Hier wurde Axel vom Bedienten gestört, welcher den General anmeldete. – Axel verzog die Augenbrauen; aber bevor er Zeit bekam zu antworten, stand der General vor ihm.

»Wann reisest du?« fragte er.

»In einem Monat.«

»Gut; du bist von der Regierung zurückgerufen worden?«

»Ja.«

»Nun, welche Aufklärung hast du eingeholt?«

»Keine. – Ich glaubte, daß …«

»Daß es mir glücklicher gegangen sei, willst du sagen; aber noch ist das nicht der Fall gewesen. – Ich wünschte erst dich nach Hause zurückkehren zu sehen …«

»Es ist also …«

»Meine Person, der du für die Abberufung nach Hause zu danken hast? Ja!« antwortete der General kalt und setzte sich.

»Ich vermuthete es,« rief Axel und trat dem General einen Schritt näher; »aber warum?« fragte er.

»Weil ich es so wollte,« antwortete dieser, »oder glaubst du, daß ich nicht weiß, wie weit meine Macht reicht? – Du wirst also nach Hause zurückkehren!«

»Wenn ich es nicht thue?« antwortete Axel trotzig.

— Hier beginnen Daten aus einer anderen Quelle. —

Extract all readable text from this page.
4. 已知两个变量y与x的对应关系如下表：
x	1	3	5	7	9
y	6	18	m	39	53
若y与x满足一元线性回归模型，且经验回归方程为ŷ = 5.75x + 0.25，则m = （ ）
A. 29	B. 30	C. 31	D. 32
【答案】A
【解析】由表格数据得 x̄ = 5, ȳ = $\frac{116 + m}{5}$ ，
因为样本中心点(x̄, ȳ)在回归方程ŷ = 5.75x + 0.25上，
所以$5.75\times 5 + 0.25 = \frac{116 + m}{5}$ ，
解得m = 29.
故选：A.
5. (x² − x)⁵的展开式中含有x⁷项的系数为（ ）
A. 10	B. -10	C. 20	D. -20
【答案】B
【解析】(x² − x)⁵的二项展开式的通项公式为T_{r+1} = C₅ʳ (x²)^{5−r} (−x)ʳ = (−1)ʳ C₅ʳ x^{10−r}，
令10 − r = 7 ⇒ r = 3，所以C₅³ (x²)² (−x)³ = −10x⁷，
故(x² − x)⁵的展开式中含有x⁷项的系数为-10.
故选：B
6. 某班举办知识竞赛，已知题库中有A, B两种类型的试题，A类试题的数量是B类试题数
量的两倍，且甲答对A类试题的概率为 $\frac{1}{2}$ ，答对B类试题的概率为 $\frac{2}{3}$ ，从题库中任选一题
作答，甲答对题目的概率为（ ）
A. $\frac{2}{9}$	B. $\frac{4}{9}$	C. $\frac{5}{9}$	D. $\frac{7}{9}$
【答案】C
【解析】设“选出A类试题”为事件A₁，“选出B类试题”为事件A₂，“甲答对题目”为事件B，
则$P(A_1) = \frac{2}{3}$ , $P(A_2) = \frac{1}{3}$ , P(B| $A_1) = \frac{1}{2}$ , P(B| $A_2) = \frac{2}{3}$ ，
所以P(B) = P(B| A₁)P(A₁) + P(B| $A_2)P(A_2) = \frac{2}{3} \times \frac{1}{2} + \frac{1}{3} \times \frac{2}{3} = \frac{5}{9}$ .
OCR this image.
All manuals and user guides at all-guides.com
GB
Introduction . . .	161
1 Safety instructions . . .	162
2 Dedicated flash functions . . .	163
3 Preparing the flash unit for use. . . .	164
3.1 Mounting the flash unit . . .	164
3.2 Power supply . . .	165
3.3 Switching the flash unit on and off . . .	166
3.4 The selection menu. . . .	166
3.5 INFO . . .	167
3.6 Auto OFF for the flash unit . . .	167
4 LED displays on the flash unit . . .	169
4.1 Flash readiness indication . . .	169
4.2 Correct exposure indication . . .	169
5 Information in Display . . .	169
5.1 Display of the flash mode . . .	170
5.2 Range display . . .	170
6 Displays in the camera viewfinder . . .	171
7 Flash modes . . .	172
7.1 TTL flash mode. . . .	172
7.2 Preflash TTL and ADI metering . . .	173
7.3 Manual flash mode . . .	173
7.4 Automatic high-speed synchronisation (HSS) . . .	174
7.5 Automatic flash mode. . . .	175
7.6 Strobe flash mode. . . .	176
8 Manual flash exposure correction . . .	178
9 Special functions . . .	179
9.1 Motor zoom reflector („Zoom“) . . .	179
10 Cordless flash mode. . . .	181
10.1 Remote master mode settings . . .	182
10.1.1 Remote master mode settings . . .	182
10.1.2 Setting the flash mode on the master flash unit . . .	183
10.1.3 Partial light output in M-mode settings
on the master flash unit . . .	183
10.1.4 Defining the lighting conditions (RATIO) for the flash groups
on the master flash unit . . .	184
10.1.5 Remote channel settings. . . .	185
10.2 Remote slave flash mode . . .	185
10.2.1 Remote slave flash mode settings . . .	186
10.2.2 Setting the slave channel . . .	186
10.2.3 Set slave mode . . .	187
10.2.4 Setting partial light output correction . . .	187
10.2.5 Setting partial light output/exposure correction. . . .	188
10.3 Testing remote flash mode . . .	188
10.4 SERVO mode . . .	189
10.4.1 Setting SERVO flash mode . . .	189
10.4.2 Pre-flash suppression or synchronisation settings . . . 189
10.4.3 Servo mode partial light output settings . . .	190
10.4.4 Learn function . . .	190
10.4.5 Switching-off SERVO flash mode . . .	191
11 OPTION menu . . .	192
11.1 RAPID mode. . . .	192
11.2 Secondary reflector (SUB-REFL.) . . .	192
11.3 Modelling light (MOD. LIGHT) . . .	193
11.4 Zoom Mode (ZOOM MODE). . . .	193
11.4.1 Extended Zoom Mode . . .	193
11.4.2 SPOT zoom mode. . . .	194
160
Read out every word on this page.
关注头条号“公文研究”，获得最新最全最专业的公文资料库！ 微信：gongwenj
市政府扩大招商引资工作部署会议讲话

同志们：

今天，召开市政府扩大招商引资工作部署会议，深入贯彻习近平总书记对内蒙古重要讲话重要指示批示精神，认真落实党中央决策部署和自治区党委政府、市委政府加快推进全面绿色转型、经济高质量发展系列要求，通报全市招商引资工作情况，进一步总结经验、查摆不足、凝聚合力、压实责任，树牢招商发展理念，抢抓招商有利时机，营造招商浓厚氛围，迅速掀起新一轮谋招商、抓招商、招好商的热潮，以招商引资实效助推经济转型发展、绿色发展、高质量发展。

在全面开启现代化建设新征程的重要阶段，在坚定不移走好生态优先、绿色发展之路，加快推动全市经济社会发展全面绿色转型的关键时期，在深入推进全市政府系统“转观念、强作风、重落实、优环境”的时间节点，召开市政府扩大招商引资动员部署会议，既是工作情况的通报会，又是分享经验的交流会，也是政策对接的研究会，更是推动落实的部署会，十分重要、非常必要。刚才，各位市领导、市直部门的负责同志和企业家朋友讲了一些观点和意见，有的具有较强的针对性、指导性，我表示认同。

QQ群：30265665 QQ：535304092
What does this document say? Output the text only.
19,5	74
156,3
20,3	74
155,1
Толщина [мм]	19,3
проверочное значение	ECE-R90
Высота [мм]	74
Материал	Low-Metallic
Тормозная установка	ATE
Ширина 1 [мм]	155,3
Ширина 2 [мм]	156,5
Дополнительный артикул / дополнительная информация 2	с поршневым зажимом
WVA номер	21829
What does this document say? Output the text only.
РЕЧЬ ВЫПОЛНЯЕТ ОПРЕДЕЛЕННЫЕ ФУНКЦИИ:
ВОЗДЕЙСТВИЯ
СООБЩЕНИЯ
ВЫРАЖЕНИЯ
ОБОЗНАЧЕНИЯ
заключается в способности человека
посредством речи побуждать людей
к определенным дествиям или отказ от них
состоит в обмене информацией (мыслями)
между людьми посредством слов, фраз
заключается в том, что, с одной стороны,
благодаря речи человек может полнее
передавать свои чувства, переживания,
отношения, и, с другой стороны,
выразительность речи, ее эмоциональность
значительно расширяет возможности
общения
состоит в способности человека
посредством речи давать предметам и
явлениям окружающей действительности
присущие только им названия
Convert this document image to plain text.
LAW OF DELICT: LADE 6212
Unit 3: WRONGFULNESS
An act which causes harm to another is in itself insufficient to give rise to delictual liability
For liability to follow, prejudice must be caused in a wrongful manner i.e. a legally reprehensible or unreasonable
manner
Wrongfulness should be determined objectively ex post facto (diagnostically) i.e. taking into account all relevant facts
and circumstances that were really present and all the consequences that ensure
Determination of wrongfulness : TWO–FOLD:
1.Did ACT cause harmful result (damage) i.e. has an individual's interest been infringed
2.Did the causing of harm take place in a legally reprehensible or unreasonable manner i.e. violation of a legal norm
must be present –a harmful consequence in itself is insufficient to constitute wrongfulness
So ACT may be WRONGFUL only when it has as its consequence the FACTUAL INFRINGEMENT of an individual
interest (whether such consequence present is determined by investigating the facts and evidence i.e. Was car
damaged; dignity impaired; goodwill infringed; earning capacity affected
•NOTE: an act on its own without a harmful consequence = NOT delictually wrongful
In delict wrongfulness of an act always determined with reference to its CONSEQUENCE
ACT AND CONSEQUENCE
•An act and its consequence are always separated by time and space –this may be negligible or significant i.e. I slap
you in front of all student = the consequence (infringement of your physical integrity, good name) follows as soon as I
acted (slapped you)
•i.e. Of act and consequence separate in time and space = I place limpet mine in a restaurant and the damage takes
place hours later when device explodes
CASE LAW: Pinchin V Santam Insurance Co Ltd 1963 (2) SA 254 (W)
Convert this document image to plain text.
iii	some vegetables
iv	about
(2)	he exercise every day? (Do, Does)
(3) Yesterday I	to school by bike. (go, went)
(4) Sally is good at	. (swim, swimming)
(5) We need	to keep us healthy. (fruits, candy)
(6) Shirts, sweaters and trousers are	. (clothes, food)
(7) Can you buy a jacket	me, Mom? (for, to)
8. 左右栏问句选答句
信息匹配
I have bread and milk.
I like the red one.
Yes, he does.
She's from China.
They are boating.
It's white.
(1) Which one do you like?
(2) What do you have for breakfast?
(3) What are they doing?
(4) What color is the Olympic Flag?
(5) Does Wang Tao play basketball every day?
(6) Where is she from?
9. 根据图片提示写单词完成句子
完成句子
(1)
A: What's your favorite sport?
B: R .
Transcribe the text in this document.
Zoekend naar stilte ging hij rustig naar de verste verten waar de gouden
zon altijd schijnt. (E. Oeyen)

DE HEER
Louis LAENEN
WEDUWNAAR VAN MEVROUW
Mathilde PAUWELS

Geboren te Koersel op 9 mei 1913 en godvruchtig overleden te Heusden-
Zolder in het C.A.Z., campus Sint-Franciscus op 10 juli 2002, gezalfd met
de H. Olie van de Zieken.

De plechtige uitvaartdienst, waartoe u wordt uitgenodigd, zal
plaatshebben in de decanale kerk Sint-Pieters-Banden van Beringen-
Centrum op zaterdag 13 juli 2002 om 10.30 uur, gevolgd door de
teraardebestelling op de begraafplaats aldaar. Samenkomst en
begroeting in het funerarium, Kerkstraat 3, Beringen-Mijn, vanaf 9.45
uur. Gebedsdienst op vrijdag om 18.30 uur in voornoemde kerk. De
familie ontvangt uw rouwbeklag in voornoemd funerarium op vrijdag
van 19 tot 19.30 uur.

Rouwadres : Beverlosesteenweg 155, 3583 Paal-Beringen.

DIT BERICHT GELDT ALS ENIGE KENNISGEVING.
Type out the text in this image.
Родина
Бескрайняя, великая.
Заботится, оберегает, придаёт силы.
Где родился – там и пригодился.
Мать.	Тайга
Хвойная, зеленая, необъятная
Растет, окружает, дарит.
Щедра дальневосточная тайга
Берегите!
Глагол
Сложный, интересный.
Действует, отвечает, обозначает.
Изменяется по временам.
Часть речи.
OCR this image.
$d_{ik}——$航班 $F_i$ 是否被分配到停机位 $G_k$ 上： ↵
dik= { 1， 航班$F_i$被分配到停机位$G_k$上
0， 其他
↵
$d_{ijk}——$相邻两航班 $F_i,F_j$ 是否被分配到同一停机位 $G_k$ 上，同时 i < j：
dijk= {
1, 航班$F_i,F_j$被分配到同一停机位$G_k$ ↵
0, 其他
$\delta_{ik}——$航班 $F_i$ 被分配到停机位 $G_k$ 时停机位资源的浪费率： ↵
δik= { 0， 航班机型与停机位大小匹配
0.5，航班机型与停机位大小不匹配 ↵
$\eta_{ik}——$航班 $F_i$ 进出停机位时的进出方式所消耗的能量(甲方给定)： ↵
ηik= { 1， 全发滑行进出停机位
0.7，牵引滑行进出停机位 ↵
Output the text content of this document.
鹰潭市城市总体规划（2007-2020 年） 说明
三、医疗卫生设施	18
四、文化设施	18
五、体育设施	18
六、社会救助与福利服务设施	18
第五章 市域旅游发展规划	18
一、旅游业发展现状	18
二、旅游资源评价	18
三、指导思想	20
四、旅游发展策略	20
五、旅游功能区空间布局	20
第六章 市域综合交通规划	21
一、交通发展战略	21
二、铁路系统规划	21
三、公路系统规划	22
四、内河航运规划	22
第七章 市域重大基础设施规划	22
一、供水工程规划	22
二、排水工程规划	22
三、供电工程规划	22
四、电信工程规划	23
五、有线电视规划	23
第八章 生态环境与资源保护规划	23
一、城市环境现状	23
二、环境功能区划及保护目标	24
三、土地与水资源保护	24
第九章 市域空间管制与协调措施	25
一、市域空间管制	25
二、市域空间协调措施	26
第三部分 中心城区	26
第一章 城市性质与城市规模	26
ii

»Du würdest dann von einem Kriegsgericht verurtheilt und ich würde jenes Mädchen, welchem du den Hof machst, fragen, wie sie mit einem … Liebesintriguen haben mag.«

»Nicht ein Wort! Ich reise!« fiel Axel ein, und blickte scheu im Zimmer herum.

»Du fürchtest dich sehr, sehe ich, daß man hier im Hause erfahren möchte, daß …« Der General hielt inne und blickte Axel an.

Dieser schwieg.

»Du verleugnest nicht dein früheres Leben, wenn du … verführst. Das Blut deiner Mutter offenbart sich fortwährend in dir.«

Es entstand eine Pause.

»Der Taufschein des Kindes fehlte unter den Papieren, welche du mir gabst,« hub der General wieder an.

»Dieses Papier wünsche ich für meine eigenen Nachforschungen zu behalten.«

»Kannst du denn jetzt noch solche anstellen, nachdem du die Zeit leichtsinnig vergeudet hast?«

»Aber der Auftrag wurde mir allein anvertraut.«

»Und du vernachlässigtest denselben wegen einer wenig ehrenhaften Liebesgeschichte. Oder willst du Alles der Vergessenheit übergeben?«

Der Mittwoch kam und somit auch die Reise nach Waxholm; Thora aber, welche noch nicht gesund war, wurde von Heinrich verurtheilt, zu Hause zu bleiben. Alle Bitten und Thränen Thoras hälfen nichts.

Die Majorin wollte ebenfalls von der Reise abstehen; aber aus Onkel Antons und Thoras vereinte Bitten reiste sie, vom Kapitän und Axel begleitet, am Mittwoch acht Uhr mit dem Dampfschiff ab.

»Am Freitag sind wir zurück, mein Engel,« sagte die Majorin und küßte Thora. »Wache nun gut über sie,« fügte sie, an Lotta gewendet, hinzu.

Kurz darauf rollte der Wagen von dannen.

»Sind sie Alle abgereist?« fragte Thora die am Fenster stehende Lotta.

»Ja, und in einer halben Stunde geht das Dampfboot ab.«

»Fuhr der Lieutenant mit?«

Die Thränen Thoras flossen jetzt reichlich.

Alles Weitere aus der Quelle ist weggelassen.